Gender refers to the social layer shaped by society: health behavior, access to resources, nutrition, physical activity and stress exposure. Gender influences how diseases are perceived, whether and when help is sought, how healthcare decisions are made and, ultimately, treatment success.
Crucially, both dimensions cannot be separated. They influence each other through epigenetic mechanisms. Social factors such as chronic stress or dietary habits can alter biological pathways. At the same time, behavior of patients and healthcare professionals is shaped by both dimensions.
How much disease burden is preventable?
Stadler presented data from the Global Burden of Disease Report (IHME, 2025) for Germany, broken down by sex and gender. The central question was: How much disease burden can be explained by behavior, metabolic parameters and environmental factors?
The result is clear: for men it is 48.5%, for women 42.0%. Risk factors explain a larger share of disease burden in men than in women. Core factors such as nutrition, movement, smoking, overweight, hypertension, blood lipids and environmental exposure do not act in isolation, but in complex overlaps. Behavioral and metabolic factors amplify each other: poor diet and low physical activity increase overweight, which in turn drives hypertension and metabolic disorders.
This means: a substantial part of disease burden is preventable when prevention strategies are better tailored to specific target groups.
Why prevention fails for different reasons in men and women
A particularly important part of the talk focused on gender-specific barriers to prevention. Based on two studies (Teo et al., Social Science & Medicine; Robertson et al., Obesity Research & Clinical Practice), Stadler showed that men and women fail in prevention for very different reasons.
In men, studies often show:
- Lower risk perception
- Difficulties in integrating prevention visits into daily life
- Health programs are perceived as unattractive or not masculine
- Overweight is more often perceived as normal
In women, barriers are often different:
- Family obligations and care work can become major barriers
- Insufficient physical activity is more common, often not due to lack of knowledge but due to lack of opportunity
Another key insight: single-gender groups are often preferred. Programs where men work with men or women with women can reduce barriers and increase effectiveness.
The future: personalized medicine instead of one-size treatment
Stadler closed with a clear outlook. The traditional medical model, one treatment for everyone with the same diagnosis, means some patients benefit, others do not respond and others experience unwanted side effects.

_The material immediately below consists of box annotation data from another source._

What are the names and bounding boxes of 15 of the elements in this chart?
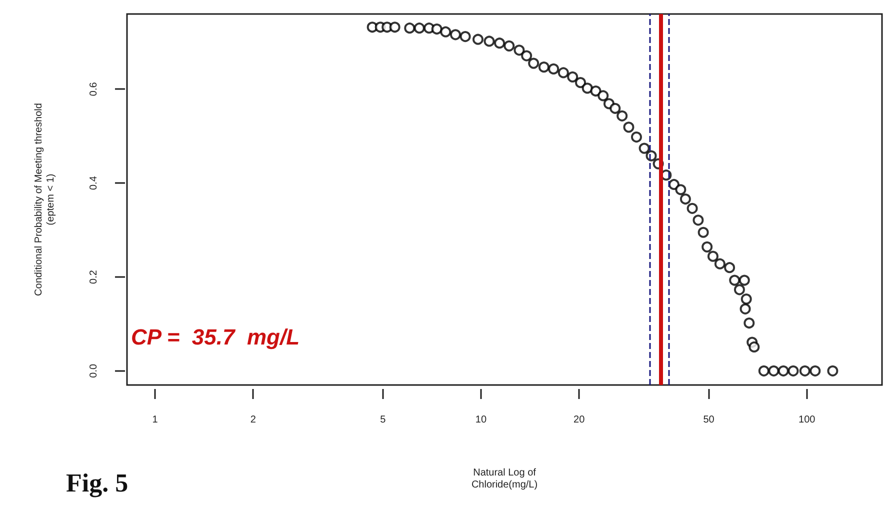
- y-tick-label: 0.2: [88, 270, 100, 284]
- y-tick-label: 0.6: [88, 82, 100, 96]
- x-tick-label: 10: [475, 414, 487, 426]
- y-tick-label: 0.0: [88, 364, 100, 378]
- y-axis-title: Conditional Probability of Meeting threshold (eptem < 1): [34, 103, 56, 296]
- x-tick-label: 20: [574, 414, 586, 426]
- x-tick-label: 1: [152, 414, 158, 426]
- x-axis-title: Natural Log of Chloride(mg/L): [471, 468, 538, 490]
- y-tick-label: 0.4: [88, 176, 100, 190]
- annotation: CP = 35.7 mg/L: [131, 324, 300, 350]
- x-tick-label: 100: [798, 414, 816, 426]
- x-tick-label: 5: [380, 414, 386, 426]
- x-tick-label: 2: [250, 414, 256, 426]
- x-tick-label: 50: [703, 414, 715, 426]
- caption: Fig. 5: [66, 468, 128, 498]
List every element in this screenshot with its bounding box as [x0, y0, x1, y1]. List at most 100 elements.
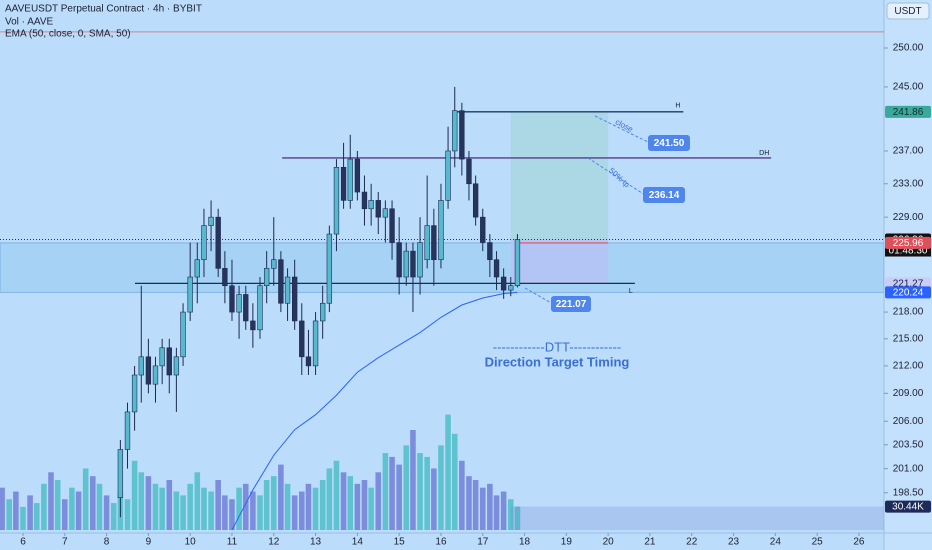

Personalized medicine follows a different approach: through targeted diagnostics, for example blood tests, DNA, urine and tissue analyses, therapies can be tailored to the individual. Sex and gender are central, yet often overlooked, building blocks.
If we want precision medicine, we must include sex and gender as fundamental variables, alongside genomics and biomarkers.
What this means for us
Prevention does not follow a one-size-fits-all model. Barriers work in opposite directions: men often do not attend prevention visits, women often cannot find time for them. That requires different approaches instead of universal programs.
A gender-sensitive perspective makes medicine fairer and more effective. This applies to research, healthcare systems and every person wondering why a health program does not fit their real life.
Sources
- Mauvais-Jarvis, F. et al. (2020). Sex and gender: modifiers of health, disease, and medicine. The Lancet, 396(10250), 565-582.
- Teo, C.H. et al. (2016). Barriers and facilitators to health screening in men: A systematic review. Social Science & Medicine.
- Global Burden of Disease Data 2025, Institute for Health Metrics and Evaluation (IHME).
- Talk by Prof. Gertraud (Turu) Stadler, Tagesspiegel Health Forum, March 5, 2026.